Non seulement l'Albanie, les Pays-Bas veulent la Serbie, la Macédoine et la Bosnie dans l'UE

Trois partis de coalition au pouvoir aux Pays-Bas ont voté sur une résolution demandant instamment au gouvernement de ne pas accepter l'ouverture de négociations entre l'UE et l'Albanie ou avec la Macédoine.

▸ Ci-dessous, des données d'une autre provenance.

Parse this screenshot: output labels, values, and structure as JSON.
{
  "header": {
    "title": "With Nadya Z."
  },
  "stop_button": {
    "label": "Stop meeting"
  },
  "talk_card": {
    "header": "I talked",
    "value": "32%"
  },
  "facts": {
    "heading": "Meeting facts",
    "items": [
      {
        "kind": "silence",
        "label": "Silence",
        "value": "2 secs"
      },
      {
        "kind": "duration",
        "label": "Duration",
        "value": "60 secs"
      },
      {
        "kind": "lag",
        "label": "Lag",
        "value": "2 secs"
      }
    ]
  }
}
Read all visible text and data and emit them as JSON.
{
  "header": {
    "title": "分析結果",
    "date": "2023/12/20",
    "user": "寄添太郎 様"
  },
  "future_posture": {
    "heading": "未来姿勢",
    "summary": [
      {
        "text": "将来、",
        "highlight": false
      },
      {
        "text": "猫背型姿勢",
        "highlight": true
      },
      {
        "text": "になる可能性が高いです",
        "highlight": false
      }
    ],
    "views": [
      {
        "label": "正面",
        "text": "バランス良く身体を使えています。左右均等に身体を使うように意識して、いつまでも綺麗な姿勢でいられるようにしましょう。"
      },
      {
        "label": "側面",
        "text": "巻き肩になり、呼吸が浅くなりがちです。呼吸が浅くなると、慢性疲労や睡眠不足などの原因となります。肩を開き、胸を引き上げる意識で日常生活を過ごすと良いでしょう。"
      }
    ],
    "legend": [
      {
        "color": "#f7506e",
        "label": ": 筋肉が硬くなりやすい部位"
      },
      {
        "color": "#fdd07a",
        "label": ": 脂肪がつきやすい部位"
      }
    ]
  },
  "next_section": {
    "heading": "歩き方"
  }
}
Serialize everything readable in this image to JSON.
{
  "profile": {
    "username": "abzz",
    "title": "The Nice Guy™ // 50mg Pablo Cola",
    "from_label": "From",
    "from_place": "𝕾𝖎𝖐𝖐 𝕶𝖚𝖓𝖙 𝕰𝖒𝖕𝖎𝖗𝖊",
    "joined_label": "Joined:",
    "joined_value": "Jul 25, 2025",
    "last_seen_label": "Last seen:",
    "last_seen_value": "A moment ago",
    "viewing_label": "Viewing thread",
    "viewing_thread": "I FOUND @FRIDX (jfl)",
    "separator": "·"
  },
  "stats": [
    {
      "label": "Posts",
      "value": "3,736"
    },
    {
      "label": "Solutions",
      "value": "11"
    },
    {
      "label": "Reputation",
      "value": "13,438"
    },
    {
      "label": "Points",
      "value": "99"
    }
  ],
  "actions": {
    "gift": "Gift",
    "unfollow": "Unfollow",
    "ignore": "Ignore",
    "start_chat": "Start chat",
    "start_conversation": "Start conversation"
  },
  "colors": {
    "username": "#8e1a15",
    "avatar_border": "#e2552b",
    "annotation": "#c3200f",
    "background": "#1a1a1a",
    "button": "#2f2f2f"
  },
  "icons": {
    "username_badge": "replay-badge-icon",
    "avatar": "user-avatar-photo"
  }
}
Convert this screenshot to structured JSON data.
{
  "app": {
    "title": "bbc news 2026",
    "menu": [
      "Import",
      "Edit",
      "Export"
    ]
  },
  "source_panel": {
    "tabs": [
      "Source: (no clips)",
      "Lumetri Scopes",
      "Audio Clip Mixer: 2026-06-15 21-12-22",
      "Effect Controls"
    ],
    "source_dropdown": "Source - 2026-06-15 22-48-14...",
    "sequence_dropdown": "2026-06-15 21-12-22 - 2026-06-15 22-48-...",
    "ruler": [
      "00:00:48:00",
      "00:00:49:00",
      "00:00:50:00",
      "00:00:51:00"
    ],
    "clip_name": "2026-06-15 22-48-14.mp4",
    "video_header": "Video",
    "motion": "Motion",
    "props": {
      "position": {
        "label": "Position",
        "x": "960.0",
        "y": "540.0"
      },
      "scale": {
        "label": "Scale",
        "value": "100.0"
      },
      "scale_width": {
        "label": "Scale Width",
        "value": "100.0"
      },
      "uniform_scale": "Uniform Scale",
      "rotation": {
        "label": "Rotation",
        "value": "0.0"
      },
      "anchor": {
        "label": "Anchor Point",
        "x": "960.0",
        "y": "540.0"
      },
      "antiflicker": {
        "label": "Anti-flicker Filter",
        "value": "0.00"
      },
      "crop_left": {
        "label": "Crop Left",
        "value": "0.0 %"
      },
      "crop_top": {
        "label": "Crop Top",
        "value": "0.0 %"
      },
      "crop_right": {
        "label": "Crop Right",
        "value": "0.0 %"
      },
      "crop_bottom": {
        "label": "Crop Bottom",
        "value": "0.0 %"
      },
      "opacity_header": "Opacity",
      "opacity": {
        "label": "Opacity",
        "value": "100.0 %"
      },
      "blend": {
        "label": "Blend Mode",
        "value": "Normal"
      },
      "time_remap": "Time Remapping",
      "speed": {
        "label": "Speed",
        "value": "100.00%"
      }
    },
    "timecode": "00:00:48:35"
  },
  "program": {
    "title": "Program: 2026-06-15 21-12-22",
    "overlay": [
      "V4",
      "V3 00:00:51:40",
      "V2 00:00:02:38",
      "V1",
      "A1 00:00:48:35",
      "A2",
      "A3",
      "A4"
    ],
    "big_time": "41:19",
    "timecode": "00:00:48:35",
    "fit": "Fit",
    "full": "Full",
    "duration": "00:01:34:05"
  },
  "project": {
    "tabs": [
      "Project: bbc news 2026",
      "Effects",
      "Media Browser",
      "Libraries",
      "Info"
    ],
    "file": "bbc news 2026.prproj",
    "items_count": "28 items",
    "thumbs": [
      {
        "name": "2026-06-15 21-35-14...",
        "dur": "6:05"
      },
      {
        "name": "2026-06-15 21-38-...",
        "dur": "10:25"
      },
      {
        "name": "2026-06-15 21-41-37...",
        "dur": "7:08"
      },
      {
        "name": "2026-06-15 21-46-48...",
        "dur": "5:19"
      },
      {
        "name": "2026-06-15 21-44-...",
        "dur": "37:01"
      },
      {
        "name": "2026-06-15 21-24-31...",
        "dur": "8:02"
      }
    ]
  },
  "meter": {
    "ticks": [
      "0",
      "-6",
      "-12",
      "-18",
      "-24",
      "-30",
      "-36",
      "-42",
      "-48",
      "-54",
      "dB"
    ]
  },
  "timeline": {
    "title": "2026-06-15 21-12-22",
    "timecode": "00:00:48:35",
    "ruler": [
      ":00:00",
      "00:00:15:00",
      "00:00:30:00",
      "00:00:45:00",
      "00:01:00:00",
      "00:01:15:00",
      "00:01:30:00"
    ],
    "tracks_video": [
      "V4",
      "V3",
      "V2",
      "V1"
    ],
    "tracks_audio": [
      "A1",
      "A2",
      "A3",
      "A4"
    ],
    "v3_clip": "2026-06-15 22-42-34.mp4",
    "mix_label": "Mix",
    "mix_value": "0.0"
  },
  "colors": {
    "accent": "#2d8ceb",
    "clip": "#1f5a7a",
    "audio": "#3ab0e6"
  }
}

La décision ne semble pas surprenante si l'on constate que la Hollande bloque souvent les relations avec le processus d'élargissement de l'Union, non seulement en ce qui concerne l'Albanie, mais [...]
Trois partis de coalition au pouvoir aux Pays-Bas ont voté sur une résolution demandant instamment au gouvernement de ne pas accepter l'ouverture de négociations entre l'UE et l'Albanie ou avec la Macédoine.
La décision ne semble pas surprenante si l'on constate que les Pays-Bas bloquent souvent les relations avec le processus d'élargissement de l'Union, non seulement en ce qui concerne l'Albanie, mais aussi de nombreux autres pays.
En vertu de cette résolution, l'Albanie n'a pas fait assez de réformes en matière de justice et de lutte contre la corruption, qui a été rejetée par un autre parti au pouvoir D66, ainsi que par deux partis d'opposition qui ont appuyé l'ouverture de négociations, accusant le gouvernement néerlandais de malhonnêteté et d'absence de vision géostratégique.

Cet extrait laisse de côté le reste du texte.